= Little Brothers of St. Francis =

Sect of a Roman Catholic institute

The Little Brothers of St. Francis (originally founded as the Franciscan Brothers of Peace and Love) were members of a Roman Catholic institute of Religious Brothers founded in the Archdiocese of Boston on September 8, 1970, by Brother James T. Curran, L.B.S.F. (1932 - 2015).

Canonically designated as a Private Association of the Faithful, the community was spiritually affiliated to the Province of the Immaculate Conception of the Order of Friars Minor. Striving to be poor in spirit, they worked to serve the needs of the homeless primarily through prayer and presence. They followed a contemplative life based on the Rule of the Third Order Regular of St. Francis, also influenced by the Rule for Hermitages written by St. Francis of Assisi. The community disbanded in 2013.

==History==
James T. Curran was born in Boston, Massachusetts on June 13, 1932, the son of James P. and Anna V. Diffley Curran. He grew up in the North End and was an active member of St. Leonard's parish. He attended Boston University and for a number of years performed with the National Opera Company. He felt called to follow a life of prayer and service among the poor. In this goal, he was guided by the Franciscan friars of Immaculate Conception Province who provided him fraternal support and spiritual direction. On September 9, 1951, he professed vows as a Franciscan tertiary (Secular Franciscan).

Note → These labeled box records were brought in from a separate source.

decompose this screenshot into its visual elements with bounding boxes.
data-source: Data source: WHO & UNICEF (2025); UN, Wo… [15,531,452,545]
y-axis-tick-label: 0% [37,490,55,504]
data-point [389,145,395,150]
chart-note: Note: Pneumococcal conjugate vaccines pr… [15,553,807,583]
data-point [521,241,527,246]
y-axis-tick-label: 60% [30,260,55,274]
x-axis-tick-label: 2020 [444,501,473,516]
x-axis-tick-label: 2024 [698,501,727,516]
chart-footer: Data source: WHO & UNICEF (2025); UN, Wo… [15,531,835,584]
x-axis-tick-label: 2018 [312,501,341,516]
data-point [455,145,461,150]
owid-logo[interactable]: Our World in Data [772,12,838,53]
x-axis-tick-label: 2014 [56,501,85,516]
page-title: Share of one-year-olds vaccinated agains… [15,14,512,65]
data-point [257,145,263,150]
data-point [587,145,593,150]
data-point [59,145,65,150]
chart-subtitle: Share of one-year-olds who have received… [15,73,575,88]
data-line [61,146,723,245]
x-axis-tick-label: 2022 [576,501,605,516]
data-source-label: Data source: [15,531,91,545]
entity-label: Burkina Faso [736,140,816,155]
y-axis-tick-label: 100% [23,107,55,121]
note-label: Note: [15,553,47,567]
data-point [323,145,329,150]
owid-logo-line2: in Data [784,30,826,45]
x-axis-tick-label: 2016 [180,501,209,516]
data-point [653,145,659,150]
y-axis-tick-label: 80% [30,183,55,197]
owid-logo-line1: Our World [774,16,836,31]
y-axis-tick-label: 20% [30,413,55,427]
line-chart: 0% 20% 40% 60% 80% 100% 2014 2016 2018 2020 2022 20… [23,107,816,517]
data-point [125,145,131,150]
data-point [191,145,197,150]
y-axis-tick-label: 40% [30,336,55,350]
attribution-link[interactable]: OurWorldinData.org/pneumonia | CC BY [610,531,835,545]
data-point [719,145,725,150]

In 1970 Curran founded the "Franciscan Brothers of Peace and Love", and in 1976 changed its name to the "Little Brothers of St. Francis" to minister to Boston's homeless. The first home of the community was his apartment on Beacon Hill in downtown Boston. He eventually gained the blessing of the Archbishop of Boston, Cardinal Humberto Medeiros, who was himself a member of the Third Order of St. Francis (Secular Franciscan Order). The cardinal allowed him to take religious vows and to wear a Franciscan habit, even though he was alone at that point. He soon adopted a habit made of denim, which quickly became the distinguishing mark of the community, earning them the nickname of the "Blue jeans Franciscans."

Curran's way of life was to keep working at his job while spending several hours in prayer before the Blessed Sacrament. He then would go out among the homeless who would congregate in downtown Boston, especially around the Boston Common, and distribute peanut butter and jelly sandwiches, coffee, underwear, T-shirts, and white cotton socks. As other men came to join him, the community eventually relocated to a house in the Mission Hill section of Boston, among the city's poorest. The community never grew large, however, numbering seven Brothers at its peak around 2008.

In 2006, Curran received the Institute on Religious Life's Pro Fidelitate et Virtute Award for his fidelity to his vocation as a religious brother and for supporting the IRL as a board member, coordinator of the Boston Regional Meeting, and as chairman of the Forum of Superiors of Men's Communities.

On November 23, 2008, the Archdiocese of Boston awarded Curran the Cheverus Award Medal in order to recognize his service to the Church and to God's people.

On August 29, 2009, four members of the Little Brothers of St. Francis were invited by Cardinal Seán Patrick O'Malley, Archbishop of Boston, to serve as acolytes at the Funeral Mass of Massachusetts Senator Ted Kennedy. The Mass was held at the Basilica and Shrine of Our Lady of Perpetual Help, the parish to which the Little Brothers of St. Francis' belonged and where they attended daily Mass.

In 2012, due to declining health, Brother James became a resident of the Don Orione Nursing Home in East Boston. In the community's last newsletter of November 2012, it was announced that the community was disbanding. Another religious congregation, the Brotherhood of Hope, has acquired the property at 785-789 Parker Street, Mission Hill, MA.

Brother James died on June 28, 2015, at St. Joseph Manor Health Care in Brockton, Massachusetts at the age of eighty-three. The Mass of Christian Burial was held at Mission Church (Basilica and Shrine of Our Lady of Perpetual Help) in Roxbury, MA on July 1, 2015. Interment was held at Mount Benedict Cemetery in West Roxbury, MA.

Over the years, in addition to befriending large numbers of Boston's homeless men and women, the Little Brothers also befriended and were befriended by many well-known Catholic priests, religious, and humanitarians, including: Dom Basil Pennington, O.C.S.O., Ade Bethune, Mother Antonia Brenner, Mother Teresa, Jean Vanier, Little Sister Magdeleine of Jesus, Fr. Benedict Groeschel, Fr. John Hardon, and several others.